India is likely to set up a Liquefied Natural Gas-fuelled 500 MW power plant at Kerawalapitiya on the Western coast of Sri Lanka as requested by the Lankan government, authoritative sources told The New Indian Express here on Monday.
On environmental grounds, the Sirisena-Wickremesinghe government is keen on switching over to LNG from coal as fuel for its future power plants.
During his last visit to India, Sri Lankan President Maithripala Sirisena had requested Indian Prime Minister Narendra Modi not to proceed with the 500 MW coal-fired power plant at Sampur in Eastern Sri Lanka but build a plant using LNG instead. Modi said that he would discuss the matter with his officials.
According to sources, an Indo-Sri Lankan Joint Working Group (JWG) has been working on various options in this regard. The Lankan side has proposed that an LNG-fuelled 500 MW plant be set up at Kerawalapitiya, just north of Colombo, where there is already 300 MW LNG-fuelled plant set up during the regime of President Mahinda Rajapaksa.
Kerawalapitya is a better location to set up an LNG-fuelled plant than Sampur because it is on the Western coast and therefore nearer Qatar, a major source of LNG. Like Sampur, it is also on the coast which enables it to use sea water for cooling.
According to experts, an LNG plant will be less costly than a coal-fired plant partly because LNG price is currently low in the international market. And increasing production is expected to keep the price low. Apart from countries in West Asia, the US and Canada are also into LNG production in a significant way. Spot buying can be done at Singapore and Malyasia also.
It is not clear if the Kerawalapitya plant will be run by a new Indo-Lankan organization or executed by the already existing Trincomalee Power Company (TPC), a joint venture of India’s National Thermal Power Corporation (NTPC) and the Ceylon Electricity Board (CEB) which is to build and run the coal-fired power plant at Sampur.
Since President Sirisena has told Modi that the NTPC could build the LNG-fuelled plant at Sampur, and the NTPC has the capability to do so, the NTPC is likely to be involved in the Kerawalapitiya plant also.
However, the issue of changing over from coal to LNG at Sampur is yet to be resolved. There is a lobby in both Lanka and India saying that coal should not be given up. Much spade work has already been done in regard to the Sampur plant. As one source put it, switching over LNG will mean starting from scratch and doing an Environmental Impact Study once again. The plant has been on the drawing board for six years already.
As for the Kerawalapitya LNG-fuelled plant, it can be set up in a time span of two or three years, an expert said.
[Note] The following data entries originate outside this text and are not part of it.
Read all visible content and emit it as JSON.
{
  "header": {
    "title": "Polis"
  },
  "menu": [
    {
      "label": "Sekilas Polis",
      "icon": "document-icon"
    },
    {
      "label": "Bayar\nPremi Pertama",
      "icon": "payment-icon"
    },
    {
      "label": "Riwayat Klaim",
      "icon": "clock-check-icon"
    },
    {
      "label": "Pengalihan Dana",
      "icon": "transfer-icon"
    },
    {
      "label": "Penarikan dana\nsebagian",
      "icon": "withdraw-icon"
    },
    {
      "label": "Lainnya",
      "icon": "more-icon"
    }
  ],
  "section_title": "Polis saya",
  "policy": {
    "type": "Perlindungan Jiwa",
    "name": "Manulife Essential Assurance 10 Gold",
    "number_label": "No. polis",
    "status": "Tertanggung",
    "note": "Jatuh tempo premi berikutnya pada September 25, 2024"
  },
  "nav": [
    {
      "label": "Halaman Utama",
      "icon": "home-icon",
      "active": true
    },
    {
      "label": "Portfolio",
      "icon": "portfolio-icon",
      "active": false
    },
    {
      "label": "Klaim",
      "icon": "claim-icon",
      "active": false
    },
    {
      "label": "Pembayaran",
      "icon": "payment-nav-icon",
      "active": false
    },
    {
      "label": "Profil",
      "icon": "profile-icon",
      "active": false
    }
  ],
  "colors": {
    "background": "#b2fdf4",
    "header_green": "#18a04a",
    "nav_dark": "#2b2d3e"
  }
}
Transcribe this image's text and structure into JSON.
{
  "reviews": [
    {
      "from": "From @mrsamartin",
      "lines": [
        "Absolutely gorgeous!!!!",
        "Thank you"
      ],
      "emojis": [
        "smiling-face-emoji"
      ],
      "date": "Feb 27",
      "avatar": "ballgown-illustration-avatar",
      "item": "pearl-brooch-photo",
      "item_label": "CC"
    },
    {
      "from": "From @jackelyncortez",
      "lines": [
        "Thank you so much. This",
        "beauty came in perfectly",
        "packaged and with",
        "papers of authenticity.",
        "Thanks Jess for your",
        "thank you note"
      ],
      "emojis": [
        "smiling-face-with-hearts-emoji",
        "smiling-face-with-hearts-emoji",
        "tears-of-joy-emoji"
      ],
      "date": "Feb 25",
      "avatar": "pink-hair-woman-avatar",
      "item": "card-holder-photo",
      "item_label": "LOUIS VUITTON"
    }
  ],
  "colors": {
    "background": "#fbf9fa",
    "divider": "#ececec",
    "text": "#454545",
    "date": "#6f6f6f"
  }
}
Meanwhile, The Sunday Times reported that China Mechanical and Engineering Company (CMEC), which has already built a coal-fired plant in Sri Lanka, is to build a 500 MW LNG-fired plant in Hambantota in South Lanka.
China has been wanting Sri Lanka to be part of its ambitious 21 st Century Maritime Silk Road project, linking various ports across the globe, and Sri Lanka has enthusiastically agreed to be part of it. The attractive part is that the project includes massive hinterland development also.